Biographie

Isaac Harari

harari-aquarelles.fr

 

ou l'aquarelle subvertie...

 

 

Biographie

 

Né au Caire (Egypte) en 1936.

Arrive à Paris à 20 ans, après la guerre de Suez. Exilé.

École des Métiers d’Art.

Marié en 1966.

Agrégation de Lettres Modernes en 1972.

 

Durant plus de 20 ans, privilégie l’encre de chine et le lavis (nus et surtout portraits).

Découvre l’AQUARELLE en 1980, et ne la quitte plus.

 

 

Sa peinture peut se lire à la jonction de deux parcours :

 

----l’un, TECHNIQUE : l’exploration sans a priori de toutes les ressources de l’aquarelle.

 

----l’autre, EXISTENTIEL : l’affleurement ou la découverte d’une vérité personnelle.

 

Pour l’exilé, ancien élève du Lycée Français du Caire, Français de cœur, de langue et de culture, c’est la patine des vieilles pierres de France et de la Vieille Europe (tuiles, puis façades de vieilles maisons, de vieilles fermes du Midi) qui le fascinent et l’enchantent.
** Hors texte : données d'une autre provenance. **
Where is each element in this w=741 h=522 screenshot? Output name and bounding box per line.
Et Vermeer, et Stael et Klee, et Balthus, et Music.

Et Amsterdam, et Florence, et Vienne, et surtout VENISE.

 

C’est en explorant l’aquarelle que le peintre se révèle à lui-même. C’est par la FORME que se révèle le FOND, que se révèle un inconscient où se mêlent Orient et Occident.

 

Il faut insister sur cette FORME, sur la technique de l’aquarelle, ou plutôt sur cette exploration sans a priori d’un médium dont j’ignorais - volontairement -la technique.

C’est parti d’un refus, celui de ces aquarelles évanescentes que l’on trouve dans des manuels d’apprentissage, aquarelles obtenues par touches légères superposées délicatement (avec un pinceau en martre) : on atteint alors cette « transparence » qui est le « propre » de l’aquarelle, dit-on.

 

 

 

 

 

 

 

 

 

Cette « légèreté » n’était pas en accord avec ce que, d’instinct, j’ai progressivement recherché : une DENSITE, une TENSION VIBRATOIRE, qui s’accordaient avec mon moi intime et avec cette PATINE PALIMPSESTE QUE LE TEMPS IMPRIME SUR LES VIEILLES FACADES DES VILLES ET VILLAGES DE LA VIEILLE EUROPE.

 

La formule AQUARELLE SUBVERTIE m’est venue, suite à des propos maintes fois entendus chez des galeristes de la rue de Seine ou d’ailleurs : ce travail sur papier, c’est quoi ? ou bien : est-ce du pastel sec ? Des habitués des musées me disaient : vous faites avec l’aquarelle des effets d’huile, ça ne ressemble à aucune aquarelle que j’ai pu voir.

 

C’est pourquoi j’ai parlé plus haut de la jonction de deux parcours :

L’un, technique, l’autre existentiel.

Aucune virtuosité, aucun effet de manche, plutôt une exploration hésitante, artisanale, voire balbutiante—mais un souci constant de me renouveler et une exigence d’authenticité.